Until they give you their contact information, your average website visitor is just a faceless, interesting browser of your digital presence. A form is the vehicle that gets your anonymous visitor one step closer to a customer, and it’s one of the most important marketing tools to master using.
Forms are another one of those bread-and-butter (mmm bread and butter) tools for marketers. (Looking for more? Read our inbound marketing dictionary.) You have to hook ’em with email marketing or a compelling piece of content, and then direct them to a form where you can finally capture their relevant info. Those forms turn the shadowy, anonymous visitor into (we’re presuming) smiling leads ready to receive your clever marketing.
The challenge is always getting someone to actually fill out those forms, but marketers have made gains by offering value in exchange for that info, including e-books, white papers, and exclusive discounts.
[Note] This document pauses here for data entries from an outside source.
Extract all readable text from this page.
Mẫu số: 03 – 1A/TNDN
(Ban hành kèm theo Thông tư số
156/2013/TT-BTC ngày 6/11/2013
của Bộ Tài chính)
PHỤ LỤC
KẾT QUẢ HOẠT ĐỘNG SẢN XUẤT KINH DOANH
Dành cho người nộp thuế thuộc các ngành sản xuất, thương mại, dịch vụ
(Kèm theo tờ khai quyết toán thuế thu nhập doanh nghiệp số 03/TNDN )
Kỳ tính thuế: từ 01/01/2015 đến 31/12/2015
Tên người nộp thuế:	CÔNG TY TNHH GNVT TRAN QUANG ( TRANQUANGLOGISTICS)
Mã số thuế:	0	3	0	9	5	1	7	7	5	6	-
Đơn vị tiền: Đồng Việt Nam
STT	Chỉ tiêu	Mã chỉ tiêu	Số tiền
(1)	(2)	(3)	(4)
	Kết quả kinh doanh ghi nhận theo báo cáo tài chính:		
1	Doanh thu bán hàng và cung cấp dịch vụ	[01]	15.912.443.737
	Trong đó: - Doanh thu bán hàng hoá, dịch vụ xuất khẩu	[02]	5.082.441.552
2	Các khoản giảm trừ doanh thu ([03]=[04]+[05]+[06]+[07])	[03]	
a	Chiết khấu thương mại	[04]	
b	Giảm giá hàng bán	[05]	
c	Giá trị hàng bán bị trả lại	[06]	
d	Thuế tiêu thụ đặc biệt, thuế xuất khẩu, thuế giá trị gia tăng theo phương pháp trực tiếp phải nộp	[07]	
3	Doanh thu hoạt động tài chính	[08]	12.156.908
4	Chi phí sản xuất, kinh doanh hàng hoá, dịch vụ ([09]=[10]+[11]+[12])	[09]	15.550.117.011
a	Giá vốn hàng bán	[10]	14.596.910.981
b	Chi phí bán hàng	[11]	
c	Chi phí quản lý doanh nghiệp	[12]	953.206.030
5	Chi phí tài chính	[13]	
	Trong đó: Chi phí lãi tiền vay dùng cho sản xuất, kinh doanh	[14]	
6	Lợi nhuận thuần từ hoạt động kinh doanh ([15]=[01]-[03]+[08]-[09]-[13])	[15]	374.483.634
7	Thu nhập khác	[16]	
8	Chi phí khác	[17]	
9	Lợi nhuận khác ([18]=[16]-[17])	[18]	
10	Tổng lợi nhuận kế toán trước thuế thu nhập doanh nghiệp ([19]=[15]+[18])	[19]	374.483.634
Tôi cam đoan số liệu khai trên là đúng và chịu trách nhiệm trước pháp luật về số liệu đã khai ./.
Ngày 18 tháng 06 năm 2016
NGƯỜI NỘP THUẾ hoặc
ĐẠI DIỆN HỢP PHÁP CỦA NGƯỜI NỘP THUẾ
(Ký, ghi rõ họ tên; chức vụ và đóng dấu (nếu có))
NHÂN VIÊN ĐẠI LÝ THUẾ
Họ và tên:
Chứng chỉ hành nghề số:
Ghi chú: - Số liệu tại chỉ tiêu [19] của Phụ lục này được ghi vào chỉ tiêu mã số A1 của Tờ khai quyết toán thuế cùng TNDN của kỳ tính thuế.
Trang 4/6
Your old school contact form just isn’t going to perform as well as something you heavily incentivize.
Assuming you have a competent development staff, well-built forms slot in nicely on any website and look at home there. Increasingly, they’re also dynamic, meaning they’ll collect information and mutate every time a lead encounters a form on your site again. That’s valuable when you want to get their name and email up front and add phone number and title later on, for example.
Ultimately, you need information to run your marketing campaigns, especially if you want to customize your messaging in any way. That means you’ll need first names to include in personalization tokens, email addresses to actually send campaigns to, and a job title to segment into buyer personas, among other information. If you’re smart about your content, you can bring a prospect back, again and again, to collect more sweet, sweet information.
That information doesn’t just allow you to tailor content to your 21st-century marketing campaigns, either. It allows you to easily slice and dice your database to gain insight into what your audience looks like, which can inform everything from the content you produce to the horrifying realization that you have been marketing to millennials for three years and 75% of your audience is actually over the age of 80. You know, either or.
Bottom line: Unless you’re doing the trade show circuit or paying for lists in shady fashion, forms are where you’ll collect your best info. A form is the best way to turn someone curious about your company into a lead, and that’s why it’s essential you master its use.
You may still need to brush up on forms. They are a means to capture information from a visitor or prospect, with the intent of converting them into a lead, and are typically found on your business website or a landing page. This is how you get prospect information into your database, and thus it is vital.